If the service isn’t running on a Kubernetes cluster it might seem unnecessary to have both liveness and readiness endpoints. Both can still be helpful if the architecture of the service includes the widely used Autoscaling Group (ASG) and Target Group (TG)/Application Load Balancer (ALB) structure.
The liveness endpoint would be utilized by an ASG health check. The ASG would poll the endpoint periodically but at a larger interval than the readiness endpoint. It’s polled this less often because a major event should occur before we remove the instance from the ASG due to this endpoint going away or reporting unhealthy. With proper setup, the readiness endpoint should report unhealthy and be removed from getting work before the instance is removed from service.
The readiness endpoint should be polled by the AWS Target Group that provides instances to the Application Load Balancer (ALB) for the service. The polling should happen more often at a shorter interval to help reduce the number of requests that are sent to an unhealth service and result in an error to the user (or ideally a slight delay as another request is attempt and successful with another instance of the service).
Why Not Use a Single Endpoint?
A single endpoint could be used but having two endpoints allows for additional flexibility in how the local service can control the actions of the remote services that are watching it without requiring access to those components (i.e. API credentials).
When failures can be helpful
There are times where we might want to fail a service on purpose such as to slowly deploy a new version of our service. With two endpoints, we are able to remove the instance from the LB without worrying about a long deploy causing the instance to terminate before the new version of the service can start up and be report as successful.
The steps for a deployment could look like the following:
- A subset of instances are choosen that will run the new version of our service.
- The version of the service is updated for the subset of instances in a central location.

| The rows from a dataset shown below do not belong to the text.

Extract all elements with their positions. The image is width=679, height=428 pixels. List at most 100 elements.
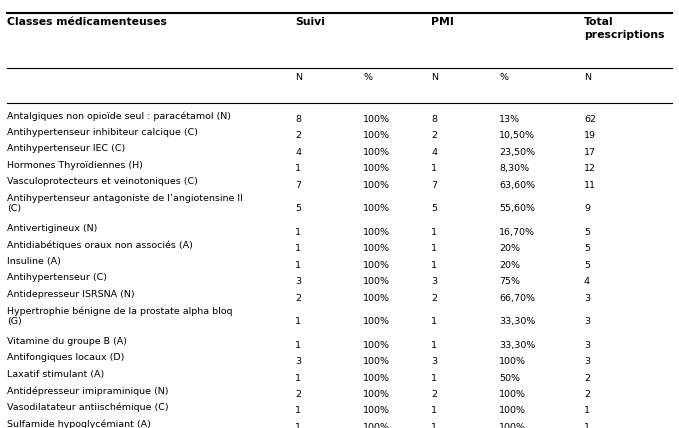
Text: 100%: 100%	[363, 131, 390, 140]
Text: Antihypertenseur antagoniste de l’angiotensine II
(C): Antihypertenseur antagoniste de l’angiot…	[7, 193, 242, 213]
Text: 1: 1	[431, 164, 437, 173]
Text: Antihypertenseur inhibiteur calcique (C): Antihypertenseur inhibiteur calcique (C)	[7, 128, 198, 137]
Text: 1: 1	[295, 261, 301, 270]
Text: 66,70%: 66,70%	[499, 294, 535, 303]
Text: 100%: 100%	[363, 407, 390, 416]
Text: 100%: 100%	[363, 148, 390, 157]
Text: Antalgiques non opioïde seul : paracétamol (N): Antalgiques non opioïde seul : paracétam…	[7, 111, 231, 121]
Text: 8,30%: 8,30%	[499, 164, 529, 173]
Text: 2: 2	[431, 390, 437, 399]
Text: 1: 1	[295, 423, 301, 428]
Text: 13%: 13%	[499, 115, 520, 124]
Text: Antihypertenseur IEC (C): Antihypertenseur IEC (C)	[7, 144, 125, 153]
Text: 1: 1	[295, 407, 301, 416]
Text: 1: 1	[431, 374, 437, 383]
Text: 4: 4	[295, 148, 301, 157]
Text: %: %	[499, 73, 508, 82]
Text: 3: 3	[584, 357, 590, 366]
Text: 1: 1	[431, 244, 437, 253]
Text: 1: 1	[431, 317, 437, 326]
Text: 4: 4	[584, 277, 590, 286]
Text: 100%: 100%	[363, 115, 390, 124]
Text: Hypertrophie bénigne de la prostate alpha bloq
(G): Hypertrophie bénigne de la prostate alph…	[7, 306, 232, 326]
Text: 100%: 100%	[363, 317, 390, 326]
Text: 2: 2	[295, 131, 301, 140]
Text: 1: 1	[295, 228, 301, 237]
Text: Antidepresseur ISRSNA (N): Antidepresseur ISRSNA (N)	[7, 290, 134, 299]
Text: 2: 2	[431, 131, 437, 140]
Text: 100%: 100%	[363, 164, 390, 173]
Text: Vasculoprotecteurs et veinotoniques (C): Vasculoprotecteurs et veinotoniques (C)	[7, 177, 198, 186]
Text: 10,50%: 10,50%	[499, 131, 535, 140]
Text: 1: 1	[584, 423, 590, 428]
Text: 1: 1	[431, 261, 437, 270]
Text: 100%: 100%	[363, 181, 390, 190]
Text: Antihypertenseur (C): Antihypertenseur (C)	[7, 273, 107, 282]
Text: Suivi: Suivi	[295, 17, 325, 27]
Text: N: N	[431, 73, 438, 82]
Text: 33,30%: 33,30%	[499, 341, 536, 350]
Text: 75%: 75%	[499, 277, 520, 286]
Text: 7: 7	[295, 181, 301, 190]
Text: Antifongiques locaux (D): Antifongiques locaux (D)	[7, 353, 124, 363]
Text: 2: 2	[295, 294, 301, 303]
Text: 7: 7	[431, 181, 437, 190]
Text: 20%: 20%	[499, 244, 520, 253]
Text: Antidépresseur imipraminique (N): Antidépresseur imipraminique (N)	[7, 386, 168, 396]
Text: 33,30%: 33,30%	[499, 317, 536, 326]
Text: Sulfamide hypoglycémiant (A): Sulfamide hypoglycémiant (A)	[7, 419, 151, 428]
Text: 3: 3	[295, 357, 301, 366]
Text: 3: 3	[584, 317, 590, 326]
Text: 12: 12	[584, 164, 596, 173]
Text: 17: 17	[584, 148, 596, 157]
Text: N: N	[584, 73, 591, 82]
Text: 50%: 50%	[499, 374, 520, 383]
Text: 11: 11	[584, 181, 596, 190]
Text: Total
prescriptions: Total prescriptions	[584, 17, 665, 39]
Text: 1: 1	[584, 407, 590, 416]
Text: Insuline (A): Insuline (A)	[7, 257, 60, 266]
Text: 4: 4	[431, 148, 437, 157]
Text: 16,70%: 16,70%	[499, 228, 535, 237]
Text: 100%: 100%	[363, 228, 390, 237]
Text: Antidiabétiques oraux non associés (A): Antidiabétiques oraux non associés (A)	[7, 241, 193, 250]
Text: 100%: 100%	[363, 261, 390, 270]
Text: 63,60%: 63,60%	[499, 181, 535, 190]
Text: 100%: 100%	[363, 294, 390, 303]
Text: Classes médicamenteuses: Classes médicamenteuses	[7, 17, 166, 27]
Text: 100%: 100%	[363, 374, 390, 383]
Text: 1: 1	[295, 164, 301, 173]
Text: 1: 1	[295, 317, 301, 326]
Text: 1: 1	[295, 244, 301, 253]
Text: 3: 3	[431, 277, 437, 286]
Text: 3: 3	[431, 357, 437, 366]
Text: 2: 2	[295, 390, 301, 399]
Text: 100%: 100%	[363, 244, 390, 253]
Text: 5: 5	[431, 204, 437, 214]
Text: 2: 2	[584, 374, 590, 383]
Text: 100%: 100%	[363, 357, 390, 366]
Text: Vasodilatateur antiischémique (C): Vasodilatateur antiischémique (C)	[7, 403, 168, 412]
Text: PMI: PMI	[431, 17, 454, 27]
Text: 1: 1	[295, 341, 301, 350]
Text: 2: 2	[431, 294, 437, 303]
Text: 8: 8	[295, 115, 301, 124]
Text: 1: 1	[431, 423, 437, 428]
Text: 62: 62	[584, 115, 596, 124]
Text: Hormones Thyroïdiennes (H): Hormones Thyroïdiennes (H)	[7, 161, 143, 170]
Text: 3: 3	[295, 277, 301, 286]
Text: 100%: 100%	[363, 390, 390, 399]
Text: 20%: 20%	[499, 261, 520, 270]
Text: 100%: 100%	[499, 407, 526, 416]
Text: 5: 5	[295, 204, 301, 214]
Text: 3: 3	[584, 341, 590, 350]
Text: 100%: 100%	[499, 390, 526, 399]
Text: 23,50%: 23,50%	[499, 148, 535, 157]
Text: N: N	[295, 73, 302, 82]
Text: 3: 3	[584, 294, 590, 303]
Text: Laxatif stimulant (A): Laxatif stimulant (A)	[7, 370, 104, 379]
Text: 5: 5	[584, 261, 590, 270]
Text: 100%: 100%	[499, 423, 526, 428]
Text: 1: 1	[431, 407, 437, 416]
Text: 5: 5	[584, 244, 590, 253]
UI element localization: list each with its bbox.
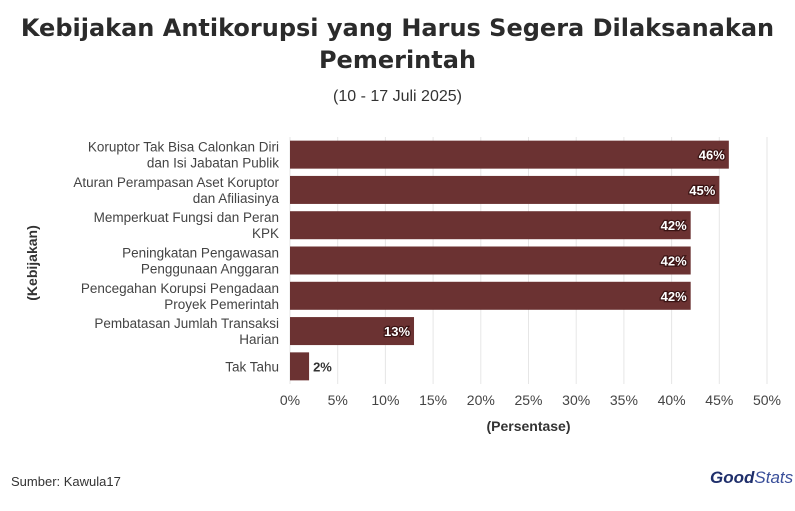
bar [290,175,720,204]
category-label: Penggunaan Anggaran [141,262,279,277]
x-tick-label: 40% [658,392,686,408]
chart-title: Kebijakan Antikorupsi yang Harus Segera … [20,14,775,74]
data-label: 2% [313,359,332,374]
category-label: Harian [239,332,279,347]
bar [290,246,691,275]
data-label: 46% [699,148,725,163]
category-label: KPK [252,226,279,241]
x-tick-label: 25% [514,392,542,408]
category-label: Pembatasan Jumlah Transaksi [94,316,279,331]
bar [290,281,691,310]
bar [290,352,310,381]
category-label: Tak Tahu [225,359,279,374]
chart-subtitle: (10 - 17 Juli 2025) [333,88,462,105]
x-axis-label: (Persentase) [486,418,571,434]
category-label: Peningkatan Pengawasan [122,246,279,261]
x-tick-label: 35% [610,392,638,408]
category-label: dan Isi Jabatan Publik [147,156,279,171]
x-tick-label: 20% [467,392,495,408]
x-tick-label: 45% [705,392,733,408]
category-label: Memperkuat Fungsi dan Peran [94,210,279,225]
category-label: Proyek Pemerintah [164,297,279,312]
bar [290,317,415,346]
category-label: Koruptor Tak Bisa Calonkan Diri [88,140,279,155]
bar [290,140,729,169]
logo-part-stats: Stats [754,468,794,487]
logo-part-good: Good [710,468,755,487]
data-label: 13% [384,324,410,339]
data-label: 42% [661,289,687,304]
x-tick-label: 15% [419,392,447,408]
x-tick-label: 5% [328,392,348,408]
y-axis-label: (Kebijakan) [24,225,40,301]
x-tick-label: 10% [371,392,399,408]
bar [290,211,691,240]
x-tick-label: 50% [753,392,781,408]
data-label: 42% [661,254,687,269]
x-tick-label: 0% [280,392,300,408]
data-label: 42% [661,218,687,233]
data-label: 45% [689,183,715,198]
category-label: Pencegahan Korupsi Pengadaan [81,281,279,296]
category-label: Aturan Perampasan Aset Koruptor [73,175,279,190]
source-note: Sumber: Kawula17 [11,474,121,489]
x-tick-label: 30% [562,392,590,408]
goodstats-logo: GoodStats [710,468,793,488]
category-label: dan Afiliasinya [193,191,280,206]
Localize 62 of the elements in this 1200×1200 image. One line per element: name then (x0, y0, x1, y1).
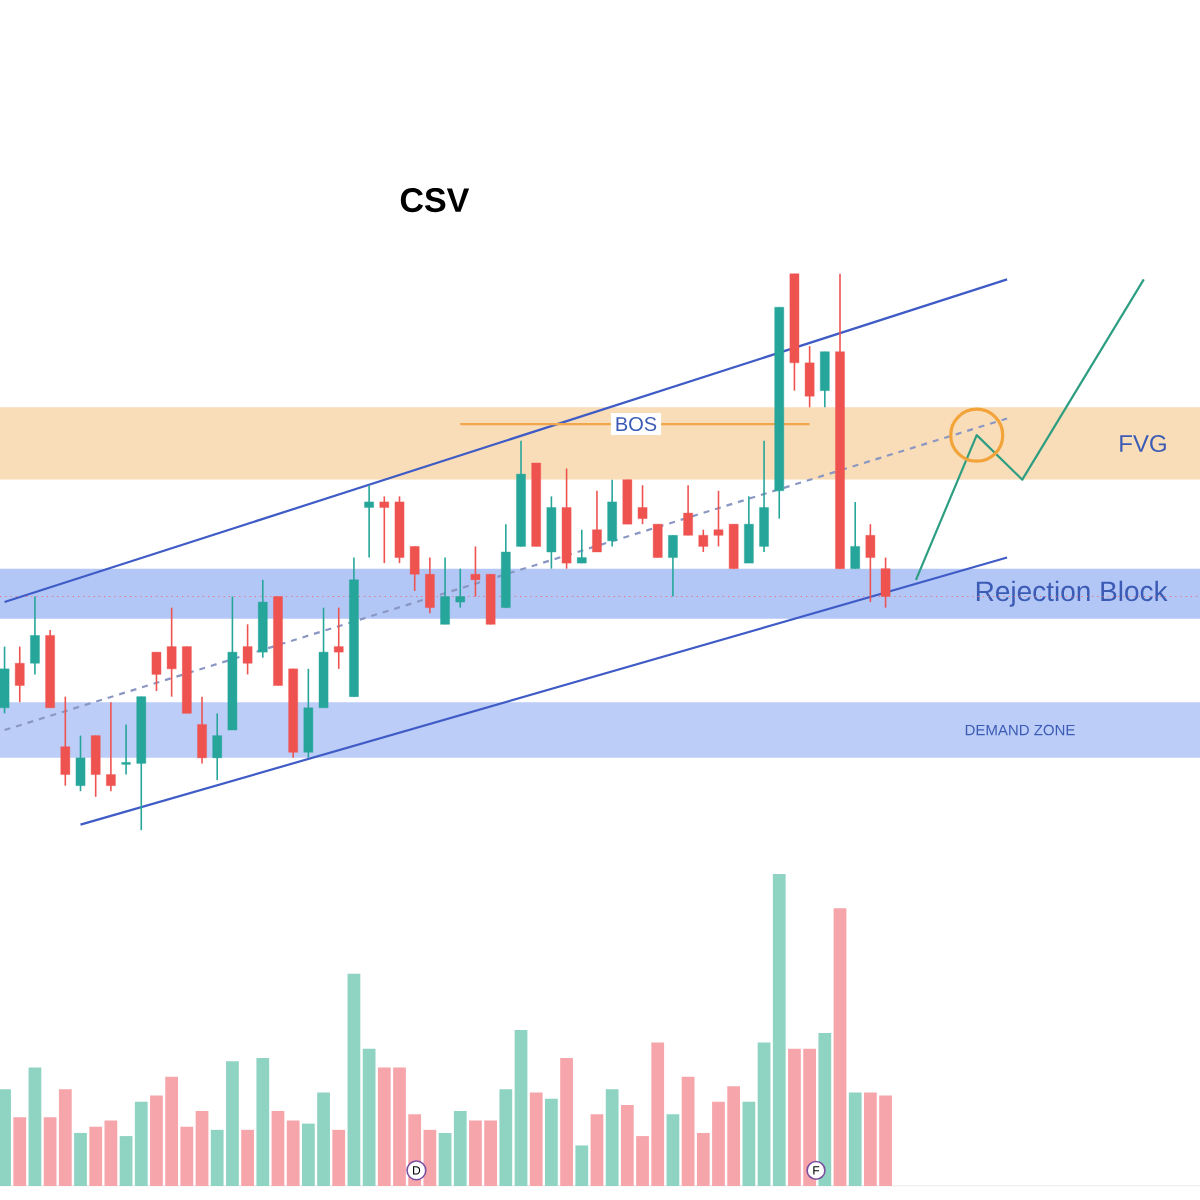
candlestick (607, 478, 617, 548)
bar (575, 1145, 589, 1186)
candlestick (546, 495, 557, 570)
bar (28, 1067, 42, 1186)
candlestick (303, 668, 314, 759)
bar (560, 1058, 573, 1186)
candlestick (865, 523, 876, 603)
bar (13, 1117, 27, 1186)
candlestick (197, 695, 207, 765)
candlestick (60, 695, 71, 787)
candlestick (455, 567, 466, 609)
candlestick (212, 712, 222, 781)
candlestick (652, 523, 663, 559)
candlestick (440, 556, 450, 626)
bar (848, 1092, 862, 1186)
bar (241, 1129, 254, 1186)
candlestick (637, 484, 648, 525)
candlestick (622, 478, 633, 525)
bar (529, 1092, 543, 1186)
candlestick (804, 345, 815, 409)
candlestick (683, 484, 693, 537)
bar (74, 1132, 87, 1186)
band-label: Rejection Block (976, 580, 1168, 607)
candlestick (759, 439, 769, 553)
candlestick (0, 645, 10, 715)
bar (818, 1033, 832, 1186)
candlestick (713, 489, 724, 548)
candlestick (151, 651, 162, 692)
candlestick (577, 528, 587, 564)
candlestick (90, 734, 101, 798)
candlestick (668, 534, 678, 598)
candlestick (166, 606, 177, 698)
candlestick (880, 556, 891, 609)
bar (590, 1114, 604, 1186)
bar (0, 1089, 11, 1186)
candlestick (379, 495, 390, 564)
bar (332, 1129, 346, 1186)
candlestick (75, 734, 86, 793)
candlestick (14, 645, 25, 704)
bar (833, 908, 847, 1186)
bar (605, 1089, 619, 1186)
bar (666, 1114, 680, 1186)
candlestick (106, 701, 116, 793)
candlestick (409, 545, 420, 592)
band-label: FVG (1120, 435, 1166, 452)
candlestick (728, 523, 739, 570)
bar (545, 1098, 558, 1186)
annotation: BOS (616, 416, 657, 432)
candlestick (820, 350, 830, 409)
bar (256, 1058, 270, 1186)
candlestick (30, 595, 40, 676)
candlestick (592, 489, 602, 553)
candlestick (242, 623, 253, 676)
chart-title: CSV (400, 188, 470, 213)
candlestick (850, 501, 860, 570)
candlestick (425, 556, 435, 614)
candlestick (744, 495, 754, 564)
candlestick (120, 723, 132, 776)
candlestick (364, 484, 374, 559)
candlestick (698, 528, 709, 553)
candlestick (333, 606, 344, 670)
candlestick (470, 545, 481, 598)
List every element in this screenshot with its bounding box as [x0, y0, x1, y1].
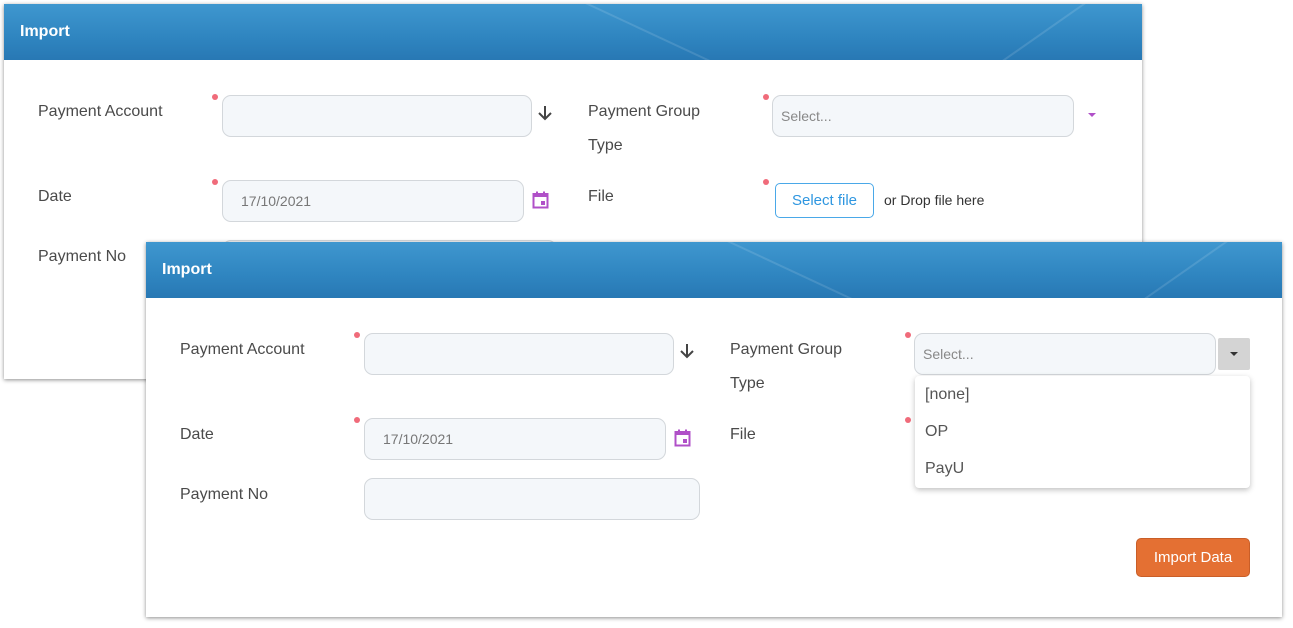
dropdown-option[interactable]: PayU: [925, 460, 965, 477]
payment-group-type-label: Payment Group: [588, 103, 701, 120]
arrow-down-icon[interactable]: [537, 104, 553, 122]
payment-group-type-label-2: Type: [730, 375, 765, 392]
payment-account-input[interactable]: [364, 333, 674, 375]
dropdown-option[interactable]: [none]: [925, 386, 970, 403]
payment-account-label: Payment Account: [180, 341, 305, 358]
dropdown-option[interactable]: OP: [925, 423, 949, 440]
required-indicator: [354, 417, 360, 423]
required-indicator: [212, 179, 218, 185]
dialog-header: Import: [146, 242, 1282, 298]
payment-account-input[interactable]: [222, 95, 532, 137]
payment-no-label: Payment No: [180, 486, 269, 503]
dialog-title: Import: [162, 261, 212, 278]
payment-no-input[interactable]: [364, 478, 700, 520]
payment-group-type-label: Payment Group: [730, 341, 843, 358]
caret-down-icon: [1230, 352, 1238, 356]
dialog-title: Import: [20, 23, 70, 40]
required-indicator: [763, 94, 769, 100]
dropdown-toggle-button[interactable]: [1218, 338, 1250, 370]
drop-file-hint: or Drop file here: [884, 192, 985, 208]
required-indicator: [905, 332, 911, 338]
arrow-down-icon[interactable]: [679, 342, 695, 360]
import-data-button[interactable]: Import Data: [1136, 538, 1250, 577]
required-indicator: [212, 94, 218, 100]
calendar-icon[interactable]: [674, 429, 691, 447]
date-input[interactable]: 17/10/2021: [222, 180, 524, 222]
import-dialog-front: Import Payment Account Payment Group Typ…: [146, 242, 1282, 617]
required-indicator: [905, 417, 911, 423]
calendar-icon[interactable]: [532, 191, 549, 209]
payment-group-type-label-2: Type: [588, 137, 623, 154]
dialog-header: Import: [4, 4, 1142, 60]
required-indicator: [354, 332, 360, 338]
payment-no-label: Payment No: [38, 248, 127, 265]
caret-down-icon[interactable]: [1087, 112, 1097, 118]
file-label: File: [588, 188, 614, 205]
payment-group-type-dropdown-menu: [none] OP PayU: [915, 376, 1250, 488]
date-input[interactable]: 17/10/2021: [364, 418, 666, 460]
date-label: Date: [38, 188, 72, 205]
file-label: File: [730, 426, 756, 443]
date-label: Date: [180, 426, 214, 443]
select-file-button[interactable]: Select file: [775, 183, 874, 218]
payment-account-label: Payment Account: [38, 103, 163, 120]
payment-group-type-select[interactable]: Select...: [772, 95, 1074, 137]
payment-group-type-select[interactable]: Select...: [914, 333, 1216, 375]
required-indicator: [763, 179, 769, 185]
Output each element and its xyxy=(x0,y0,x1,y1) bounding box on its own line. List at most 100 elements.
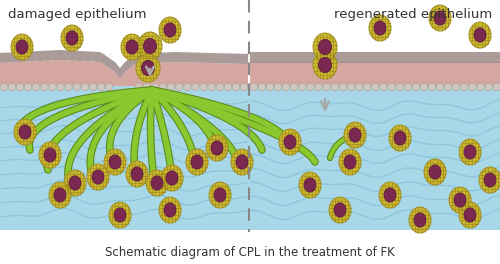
Ellipse shape xyxy=(109,155,121,169)
Circle shape xyxy=(436,83,444,91)
Circle shape xyxy=(208,83,216,91)
Circle shape xyxy=(48,83,56,91)
Ellipse shape xyxy=(206,135,228,161)
Circle shape xyxy=(176,83,183,91)
Ellipse shape xyxy=(64,170,86,196)
Bar xyxy=(0,85,500,230)
Circle shape xyxy=(73,83,80,91)
Ellipse shape xyxy=(142,60,154,76)
Circle shape xyxy=(452,83,460,91)
Bar xyxy=(250,52,500,63)
Ellipse shape xyxy=(236,155,248,169)
Ellipse shape xyxy=(11,34,33,60)
Circle shape xyxy=(216,83,224,91)
Text: damaged epithelium: damaged epithelium xyxy=(8,8,146,21)
Circle shape xyxy=(404,83,411,91)
Ellipse shape xyxy=(121,34,143,60)
Circle shape xyxy=(224,83,232,91)
Ellipse shape xyxy=(449,187,471,213)
Circle shape xyxy=(151,83,159,91)
Circle shape xyxy=(347,83,355,91)
Ellipse shape xyxy=(69,176,81,190)
Ellipse shape xyxy=(39,142,61,168)
Circle shape xyxy=(32,83,40,91)
Ellipse shape xyxy=(474,28,486,42)
Ellipse shape xyxy=(454,193,466,207)
Ellipse shape xyxy=(304,178,316,192)
Circle shape xyxy=(315,83,322,91)
Ellipse shape xyxy=(61,25,83,51)
Circle shape xyxy=(444,83,452,91)
Circle shape xyxy=(477,83,484,91)
Circle shape xyxy=(160,83,167,91)
Circle shape xyxy=(339,83,346,91)
Ellipse shape xyxy=(379,182,401,208)
Ellipse shape xyxy=(87,164,109,190)
Ellipse shape xyxy=(429,5,451,31)
Circle shape xyxy=(40,83,48,91)
Ellipse shape xyxy=(349,128,361,142)
Circle shape xyxy=(420,83,428,91)
Ellipse shape xyxy=(344,155,356,169)
Ellipse shape xyxy=(464,208,476,222)
Ellipse shape xyxy=(434,11,446,25)
Ellipse shape xyxy=(484,173,496,187)
Circle shape xyxy=(192,83,200,91)
Ellipse shape xyxy=(384,188,396,202)
Ellipse shape xyxy=(313,33,337,61)
Circle shape xyxy=(266,83,274,91)
Ellipse shape xyxy=(159,197,181,223)
Circle shape xyxy=(372,83,379,91)
Circle shape xyxy=(412,83,420,91)
Ellipse shape xyxy=(114,208,126,222)
Circle shape xyxy=(8,83,16,91)
Ellipse shape xyxy=(146,170,168,196)
Circle shape xyxy=(290,83,298,91)
Ellipse shape xyxy=(209,182,231,208)
Ellipse shape xyxy=(424,159,446,185)
Ellipse shape xyxy=(138,32,162,60)
Bar xyxy=(250,62,500,86)
Ellipse shape xyxy=(104,149,126,175)
Ellipse shape xyxy=(109,202,131,228)
Circle shape xyxy=(97,83,105,91)
Ellipse shape xyxy=(299,172,321,198)
Circle shape xyxy=(65,83,72,91)
Ellipse shape xyxy=(369,15,391,41)
Circle shape xyxy=(323,83,330,91)
Circle shape xyxy=(0,83,8,91)
Ellipse shape xyxy=(191,155,203,169)
Ellipse shape xyxy=(464,145,476,159)
Circle shape xyxy=(282,83,290,91)
Polygon shape xyxy=(0,50,248,78)
Ellipse shape xyxy=(279,129,301,155)
Ellipse shape xyxy=(159,17,181,43)
Ellipse shape xyxy=(166,171,178,185)
Ellipse shape xyxy=(469,22,491,48)
Polygon shape xyxy=(0,60,248,86)
Ellipse shape xyxy=(211,141,223,155)
Ellipse shape xyxy=(479,167,500,193)
Ellipse shape xyxy=(126,40,138,54)
Circle shape xyxy=(135,83,142,91)
Ellipse shape xyxy=(339,149,361,175)
Circle shape xyxy=(388,83,396,91)
Ellipse shape xyxy=(44,148,56,162)
Circle shape xyxy=(16,83,24,91)
Circle shape xyxy=(168,83,175,91)
Ellipse shape xyxy=(318,39,332,55)
Circle shape xyxy=(306,83,314,91)
Ellipse shape xyxy=(313,51,337,79)
Circle shape xyxy=(460,83,468,91)
Ellipse shape xyxy=(394,131,406,145)
Circle shape xyxy=(468,83,476,91)
Circle shape xyxy=(396,83,404,91)
Ellipse shape xyxy=(186,149,208,175)
Ellipse shape xyxy=(126,161,148,187)
Ellipse shape xyxy=(318,57,332,73)
Ellipse shape xyxy=(19,125,31,139)
Ellipse shape xyxy=(161,165,183,191)
Ellipse shape xyxy=(66,31,78,45)
Circle shape xyxy=(56,83,64,91)
Ellipse shape xyxy=(16,40,28,54)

- The change is noticed and the service is terminated by the OS. a. The service catches the signal from the OS and begins the shutdown process for the service. b. The API endpoint should be finish in-flight requests as normal (up to a timeout period). c. The readiness health endpoint begins returning a failure status such as a HTTP 500 code. The liveness health endpoint continues to return a successful response because the service is still running. d. The instance is marked as unhealthy by the load balancer and stops getting requests. e. The service hits an internal timeout period or notices that it no longer has an in-flight requests and terminates.
- The OS starts the service up with the newer version of the service. a. The service starts up and initializes the health endpoint. b. The liveness endpoint is actived and begins returning a healthy status. c. The services sets up its dependencies so that it is ready to take on work. d. The API endpoint for the service is started. e. The readiness endpoint is marked as successful to be picked back up by the load balancer.
- The new version of the service is running behind the ALB and the process can be repeated with additional instances.
By being able to utilize both endpoints, we can deploy our software without errors on the client side while also making sure that we don’t cause additional delay by creating a new set of instances. With a single endpoint, we would most likely cause our instances to become unhealthy and roll when we deploy to them as we’d hit the failure on the health at both pollers.
Ending thoughts
Hopefully this provides a basic understanding of why a health endpoint is useful and how it can be used to better operate a service. There are additional possibilities that could be added that make the endpoint as needed.